The recent security tribunal ruling was brought forward in a co-ordinated effort by PI alongside seven internet service providers. It comes in the wake of the Edward Snowden disclosures in 2013, which exposed a number of mass-spying programmes such as Prism, Tempora and XKeyscore. When the motion was originally heard in 2015, it was the first time that the notoriously secretive GCHQ had admitted to being involved with computer hacking in the UK and overseas.

"Until we brought this case, GCHQ was hacking in secret and there was no clear legal basis for them to do so," explained Kim, while admitting that her organisation was taken aback by the UK ruling.

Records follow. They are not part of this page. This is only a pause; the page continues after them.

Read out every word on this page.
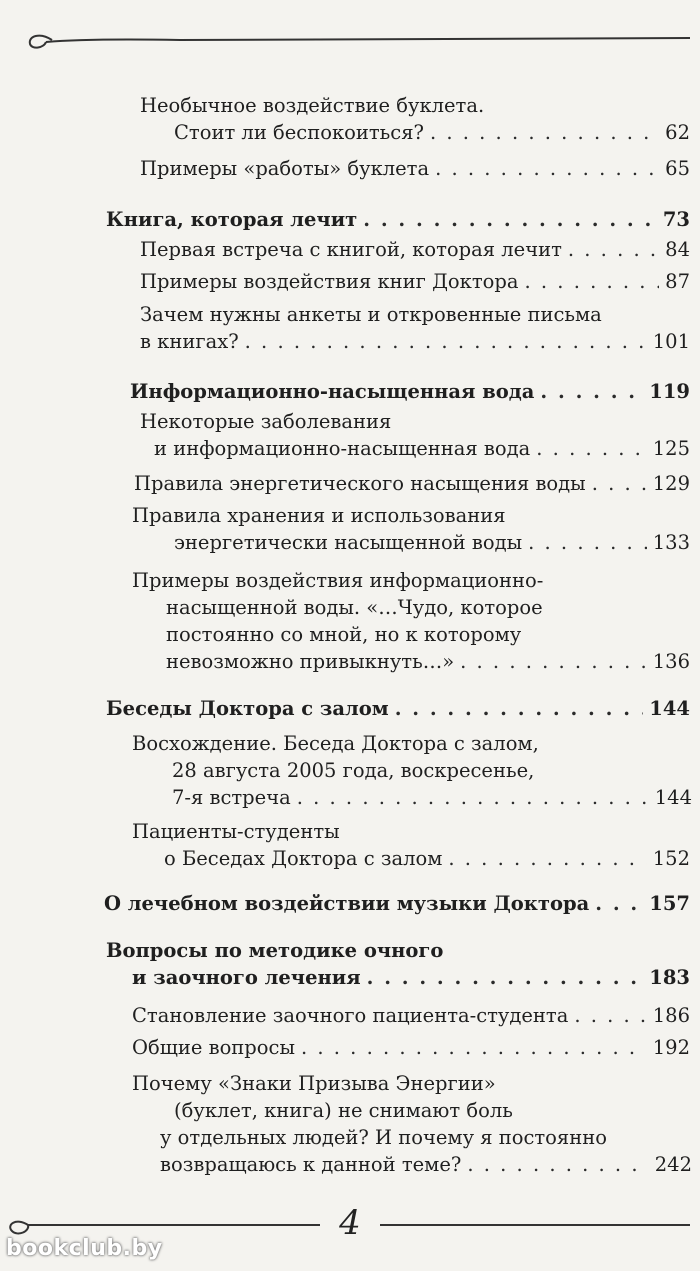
Необычное воздействие буклета.
Стоит ли беспокоиться? . . .	62
Примеры «работы» буклета . . .	65
Книга, которая лечит . . .	73
Первая встреча с книгой, которая лечит . . .	84
Примеры воздействия книг Доктора . . .	87
Зачем нужны анкеты и откровенные письма
в книгах? . . .	101
Информационно-насыщенная вода . . .	119
Некоторые заболевания
и информационно-насыщенная вода . . .	125
Правила энергетического насыщения воды . . .	129
Правила хранения и использования
энергетически насыщенной воды . . .	133
Примеры воздействия информационно-
насыщенной воды. «…Чудо, которое
постоянно со мной, но к которому
невозможно привыкнуть…» . . .	136
Беседы Доктора с залом . . .	144
Восхождение. Беседа Доктора с залом,
28 августа 2005 года, воскресенье,
7-я встреча . . .	144
Пациенты-студенты
о Беседах Доктора с залом . . .	152
О лечебном воздействии музыки Доктора . . .	157
Вопросы по методике очного
и заочного лечения . . .	183
Становление заочного пациента-студента . . .	186
Общие вопросы . . .	192
Почему «Знаки Призыва Энергии»
(буклет, книга) не снимают боль
у отдельных людей? И почему я постоянно
возвращаюсь к данной теме? . . .	242
4
bookclub.by
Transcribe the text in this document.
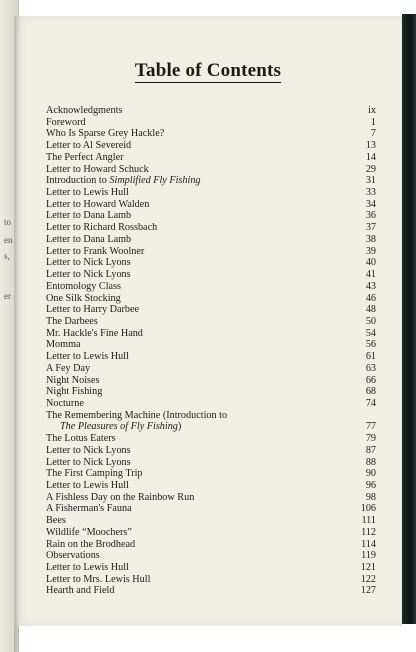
to
en
s,
er
Table of Contents
Acknowledgments	ix
Foreword	1
Who Is Sparse Grey Hackle?	7
Letter to Al Severeid	13
The Perfect Angler	14
Letter to Howard Schuck	29
Introduction to Simplified Fly Fishing	31
Letter to Lewis Hull	33
Letter to Howard Walden	34
Letter to Dana Lamb	36
Letter to Richard Rossbach	37
Letter to Dana Lamb	38
Letter to Frank Woolner	39
Letter to Nick Lyons	40
Letter to Nick Lyons	41
Entomology Class	43
One Silk Stocking	46
Letter to Harry Darbee	48
The Darbees	50
Mr. Hackle's Fine Hand	54
Momma	56
Letter to Lewis Hull	61
A Fey Day	63
Night Noises	66
Night Fishing	68
Nocturne	74
The Remembering Machine (Introduction to
The Pleasures of Fly Fishing)	77
The Lotus Eaters	79
Letter to Nick Lyons	87
Letter to Nick Lyons	88
The First Camping Trip	90
Letter to Lewis Hull	96
A Fishless Day on the Rainbow Run	98
A Fisherman's Fauna	106
Bees	111
Wildlife “Moochers”	112
Rain on the Brodhead	114
Observations	119
Letter to Lewis Hull	121
Letter to Mrs. Lewis Hull	122
Hearth and Field	127
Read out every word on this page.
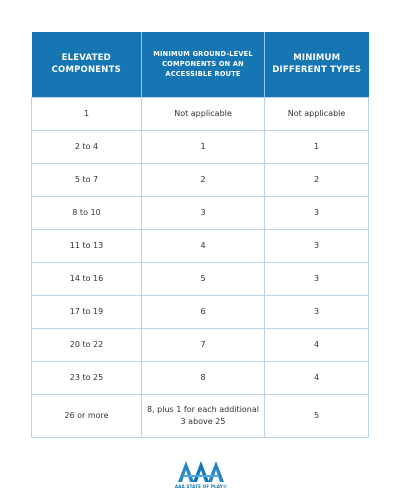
ELEVATED COMPONENTS	MINIMUM GROUND-LEVEL COMPONENTS ON AN ACCESSIBLE ROUTE	MINIMUM DIFFERENT TYPES
1	Not applicable	Not applicable
2 to 4	1	1
5 to 7	2	2
8 to 10	3	3
11 to 13	4	3
14 to 16	5	3
17 to 19	6	3
20 to 22	7	4
23 to 25	8	4
26 or more	8, plus 1 for each additional 3 above 25	5
AAA STATE OF PLAY®
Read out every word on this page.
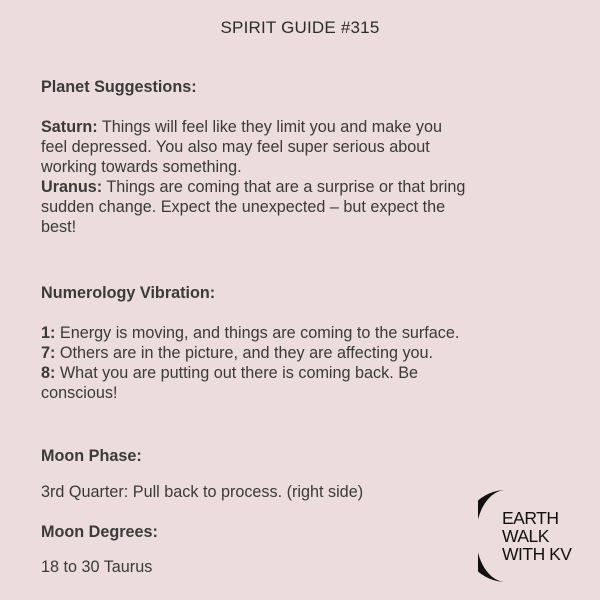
SPIRIT GUIDE #315
Planet Suggestions:
Saturn: Things will feel like they limit you and make you
feel depressed. You also may feel super serious about
working towards something.
Uranus: Things are coming that are a surprise or that bring
sudden change. Expect the unexpected – but expect the
best!
Numerology Vibration:
1: Energy is moving, and things are coming to the surface.
7: Others are in the picture, and they are affecting you.
8: What you are putting out there is coming back. Be
conscious!
Moon Phase:
3rd Quarter: Pull back to process. (right side)
Moon Degrees:
18 to 30 Taurus
EARTH
WALK
WITH KV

"Yes, we were surprised. During the proceedings, the UK government pushed changes to the law to try and bring hacking into conformity with the law. Yet, the tribunal still found GCHQ hacking to have been lawful all along."

This legal hacking, somewhat controversially, contained a spate of so-called computer network exploitation (CNE) techniques such as snooping on webcams and remotely activating microphones on laptops and smartphones without the owner's knowledge. Following the ruling, Foreign Secretary Philip Hammond praised the decision of the tribunal. He said: "I welcome the IPT ruling and its judgement that a proper balance is being struck between the need to keep Britain safe and the protection of individuals' privacy."

"The ability to exploit computer networks plays a crucial part in our ability to protect the British public. Once again, the law and practice around our Intelligence and Security Agencies' capabilities and procedures have been scrutinised by an independent body and been confirmed to be lawful and proportionate."

Yet the next step, according to Kim, is to "challenge the tribunal's findings".

"At the same time, we are advocating against the hacking powers outlined in the draft Investigatory Powers Bill," she told the IBTimes.co.uk. "While we welcome a public debate regarding hacking, the draft Bill perpetuates the broad scope of GCHQ hacking. We will fight to constrain that scope and push for stronger safeguards and oversight of hacking."

For its part, the UK government is currently scrutinising the draft Investigatory Powers Bill which seeks to legitimise a number of the more murky surveillance and spying techniques available to government, police and intelligence experts.